Литмир - Электронная Библиотека

Моне — тот, из-за которого он сюда и потащился — был потрясающ в своей простоте. В своей истории: почти слепым продолжал творить, не давая пышным бутонам великих идей увянуть в душе. Как Бетховен, глухим писавший свои сонаты, он писал то, что видело его сердце, а не глаза. Клюге восхищался им — искренне, до дрожи в руках, до негнущихся коленей. Картины — нет, шедевры — Клода Моне занимали отдельное место в его сердце. Вслух он, конечно, никогда бы этого не сказал. Так тяготеть к чему-то казалось неправильным.

Внимание привлек невыносимо громкий шум мотора позади.

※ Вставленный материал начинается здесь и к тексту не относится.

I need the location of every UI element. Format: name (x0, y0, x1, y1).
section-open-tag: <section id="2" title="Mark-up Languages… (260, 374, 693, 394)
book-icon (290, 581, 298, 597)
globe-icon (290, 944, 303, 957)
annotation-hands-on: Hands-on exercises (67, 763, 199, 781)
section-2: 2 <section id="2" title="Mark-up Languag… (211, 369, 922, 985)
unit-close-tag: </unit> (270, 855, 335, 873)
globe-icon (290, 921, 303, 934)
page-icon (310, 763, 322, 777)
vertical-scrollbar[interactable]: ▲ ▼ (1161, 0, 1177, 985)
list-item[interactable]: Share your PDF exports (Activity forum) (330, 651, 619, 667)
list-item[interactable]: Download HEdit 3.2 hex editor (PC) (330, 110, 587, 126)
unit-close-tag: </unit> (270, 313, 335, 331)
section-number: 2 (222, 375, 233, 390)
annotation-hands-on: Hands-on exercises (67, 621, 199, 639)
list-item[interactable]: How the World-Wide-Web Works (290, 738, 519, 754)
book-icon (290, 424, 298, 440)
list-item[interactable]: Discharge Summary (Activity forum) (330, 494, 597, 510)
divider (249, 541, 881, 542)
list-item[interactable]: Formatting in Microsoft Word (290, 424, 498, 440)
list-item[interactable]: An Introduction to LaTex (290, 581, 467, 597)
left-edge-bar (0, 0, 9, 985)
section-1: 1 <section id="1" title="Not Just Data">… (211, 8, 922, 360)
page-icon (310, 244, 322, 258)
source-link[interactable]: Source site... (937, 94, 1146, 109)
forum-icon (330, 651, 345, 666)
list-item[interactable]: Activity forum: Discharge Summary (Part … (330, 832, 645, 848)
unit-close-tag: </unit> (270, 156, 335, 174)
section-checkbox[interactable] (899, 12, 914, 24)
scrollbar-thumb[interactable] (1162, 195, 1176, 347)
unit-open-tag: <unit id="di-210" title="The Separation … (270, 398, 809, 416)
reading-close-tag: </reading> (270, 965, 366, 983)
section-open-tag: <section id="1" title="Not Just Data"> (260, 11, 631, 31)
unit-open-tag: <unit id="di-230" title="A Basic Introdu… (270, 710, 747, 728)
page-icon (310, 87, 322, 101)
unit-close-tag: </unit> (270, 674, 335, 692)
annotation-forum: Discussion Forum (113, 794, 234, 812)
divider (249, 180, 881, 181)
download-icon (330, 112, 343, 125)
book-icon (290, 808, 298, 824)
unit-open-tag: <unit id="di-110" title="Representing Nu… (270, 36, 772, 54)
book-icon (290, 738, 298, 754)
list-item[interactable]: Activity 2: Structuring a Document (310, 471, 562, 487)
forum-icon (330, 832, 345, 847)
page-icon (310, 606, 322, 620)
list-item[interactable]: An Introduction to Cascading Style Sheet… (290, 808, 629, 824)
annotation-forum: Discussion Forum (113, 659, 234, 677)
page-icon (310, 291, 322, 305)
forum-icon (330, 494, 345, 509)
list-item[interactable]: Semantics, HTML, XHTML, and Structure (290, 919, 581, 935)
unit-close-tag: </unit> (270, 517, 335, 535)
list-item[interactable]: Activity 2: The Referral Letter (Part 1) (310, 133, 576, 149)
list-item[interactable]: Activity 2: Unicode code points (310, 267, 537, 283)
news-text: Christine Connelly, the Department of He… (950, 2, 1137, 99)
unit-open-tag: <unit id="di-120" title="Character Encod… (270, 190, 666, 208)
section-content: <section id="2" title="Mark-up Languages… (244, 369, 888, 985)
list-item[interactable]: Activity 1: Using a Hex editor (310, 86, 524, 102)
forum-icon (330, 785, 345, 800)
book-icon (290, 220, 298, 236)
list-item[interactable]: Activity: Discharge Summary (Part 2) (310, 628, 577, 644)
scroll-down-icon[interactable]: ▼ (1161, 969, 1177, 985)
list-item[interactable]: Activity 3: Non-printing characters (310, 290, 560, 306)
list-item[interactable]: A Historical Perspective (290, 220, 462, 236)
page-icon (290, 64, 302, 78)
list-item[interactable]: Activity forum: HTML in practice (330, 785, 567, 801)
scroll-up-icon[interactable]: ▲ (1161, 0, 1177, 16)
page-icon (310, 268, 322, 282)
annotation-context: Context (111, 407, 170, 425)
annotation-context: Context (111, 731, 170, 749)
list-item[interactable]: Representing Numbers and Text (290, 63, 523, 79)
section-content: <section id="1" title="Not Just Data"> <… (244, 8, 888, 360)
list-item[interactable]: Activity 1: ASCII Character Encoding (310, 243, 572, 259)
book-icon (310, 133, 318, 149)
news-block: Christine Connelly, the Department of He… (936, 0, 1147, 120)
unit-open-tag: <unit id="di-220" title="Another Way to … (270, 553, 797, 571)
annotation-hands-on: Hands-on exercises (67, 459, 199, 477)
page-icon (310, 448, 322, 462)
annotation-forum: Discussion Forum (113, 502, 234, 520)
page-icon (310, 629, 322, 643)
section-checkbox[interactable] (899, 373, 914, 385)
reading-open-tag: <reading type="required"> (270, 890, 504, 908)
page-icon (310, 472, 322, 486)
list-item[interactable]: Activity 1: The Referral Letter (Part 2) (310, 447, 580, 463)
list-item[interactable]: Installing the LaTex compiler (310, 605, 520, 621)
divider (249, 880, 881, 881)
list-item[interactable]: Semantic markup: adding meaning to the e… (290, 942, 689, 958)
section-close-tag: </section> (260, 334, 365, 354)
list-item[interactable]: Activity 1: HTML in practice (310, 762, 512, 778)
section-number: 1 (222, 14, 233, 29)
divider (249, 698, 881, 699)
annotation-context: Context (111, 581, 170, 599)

Клаус, вздрогнув от неожиданности, резво развернулся на каблуках, и брови у него поползли вверх от удивления. На одном из немногочисленных свободных парковочных мест встал потрясающего вида тонированный черный Rolls-Royce, блеснувший в лучах уже клонящегося к горизонту розоватого солнца крылатой фигуркой на капоте. В том, что за рулем сидел Рейхенау, сомнений не было.

Тот, хлопнув дверью, второпях поправил полы белоснежного пиджака с болтающейся у нагрудного кармана цепочкой, щелкнул дистанционными ключами и, пригладив волосы, широким шагом направился к дверям. Клюге он, похоже, даже не заметил, а затем, едва в него не врезавшись, слишком уж очевидно быстро принял надменный вид.

— Прошу прощения, припозднился, — откашлялся Дольф, незаметно пытаясь отдышаться. Да уж, в его-то возрасте такая спешка полезной быть не может. Клаус еле остановил рвущийся наружу хохот. — Идем?

— По работе задержался? — Клюге решил не подтрунивать над ним, хотя очень хотелось, и послушно шагнул внутрь, стараясь не обращать внимания на легшую на талию ладонь.

— Я был бы чрезмерно счастлив, задержись хоть раз в жизни не по ней, — невесело хмыкнул Рейхенау, мельком показывая экран телефона стоящей у входа представительного вида девушке. Клаус даже развернуться на нее не успел.

— Сколько стоили билеты? — спросил он, аккуратно изгибаясь так, чтобы убрать чужую руку. — Я отдам половину.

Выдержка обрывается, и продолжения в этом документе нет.